Michigan created a new mine regulation law, enacted in 2006, in anticipation of a sulfide mining boom. It was crafted by a group of regulators, environmentalists and industry officials who recognized that sulfide mining could conceivably harm the environment in more ways than iron mining operations did in the past. According to the law, “the economic benefits of nonferrous metallic mineral mining shall occur only under conditions that assure that the environment, natural resources, and public health and welfare are adequately protected.” 

Though many environmentalists describe the law as a positive step toward addressing sulfide mining’s impacts, they say it still falls short. A report released this month by the National Wildlife Federation gave Michigan’s mining law poor marks compared to laws in neighboring Minnesota and Wisconsin.

In Wisconsin and Minnesota, state officials conduct environmental impact assessments. In Michigan, the mining companies do it themselves. It’s that issue that has sparked the biggest disagreements between the state and critics who don’t trust mining company data. The critics say the cash-strapped DEQ lacks the expertise and the resources to check it. “We’re always dependent on the company’s data,” says Brumleve. “It’s just fraught with the potential for misuse.”

Wisconsin as a model  

Environmental groups have praised Wisconsin’s permitting model, particularly its “prove it” provision, which requires companies seeking a permit to identify a similar mine in the United States that’s operated for 10 years without polluting, and one that’s been closed for 10 years without testing positive for additional pollution. “Over the years, Wisconsin has developed a very good policy,” says Calvin DeWitt, a professor of environmental studies at the University of Wisconsin in Madison.
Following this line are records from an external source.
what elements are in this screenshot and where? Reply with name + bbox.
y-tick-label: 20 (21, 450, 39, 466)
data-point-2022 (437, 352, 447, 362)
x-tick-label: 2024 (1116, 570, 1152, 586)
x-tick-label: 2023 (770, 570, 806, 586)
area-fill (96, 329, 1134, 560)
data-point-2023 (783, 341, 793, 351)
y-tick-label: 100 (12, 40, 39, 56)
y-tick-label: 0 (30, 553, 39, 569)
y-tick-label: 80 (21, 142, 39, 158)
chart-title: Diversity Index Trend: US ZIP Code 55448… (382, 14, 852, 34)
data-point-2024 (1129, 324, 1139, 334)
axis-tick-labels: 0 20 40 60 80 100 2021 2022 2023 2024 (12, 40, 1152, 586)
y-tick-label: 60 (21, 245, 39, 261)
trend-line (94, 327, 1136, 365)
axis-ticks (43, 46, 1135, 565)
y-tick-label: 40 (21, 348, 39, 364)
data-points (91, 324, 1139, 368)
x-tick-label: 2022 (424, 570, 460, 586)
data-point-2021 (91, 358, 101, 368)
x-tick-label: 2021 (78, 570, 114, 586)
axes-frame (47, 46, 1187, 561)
That law was nearly changed last session, as some legislators, eager to attract iron mining activity — particularly from Gogebic Taconite — pushed hard to loosen up on the state’s strict rules, sparking one of the most heated debates of the session. The move was narrowly defeated in the Senate, and Gogebic Taconite announced it would not be setting up shop in Northern Wisconsin.

Despite Wisconsin’s wealth of deposits, no other mining companies have pitched plans for the state that go beyond exploration. Bornhorst, the Michigan Tech professor, sees that as an economic loss, placing blame on the strict policy. “Nobody’s going there, because there’s no certainty in regulation,” he says.

Bornhorst laments the protests of the environmentalists who are challenging mining projects in Michigan and elsewhere. “I think we as a society have lost touch with where things come from,” he says. “We really need these metals. We realize that there’s environmental cost to all those things.”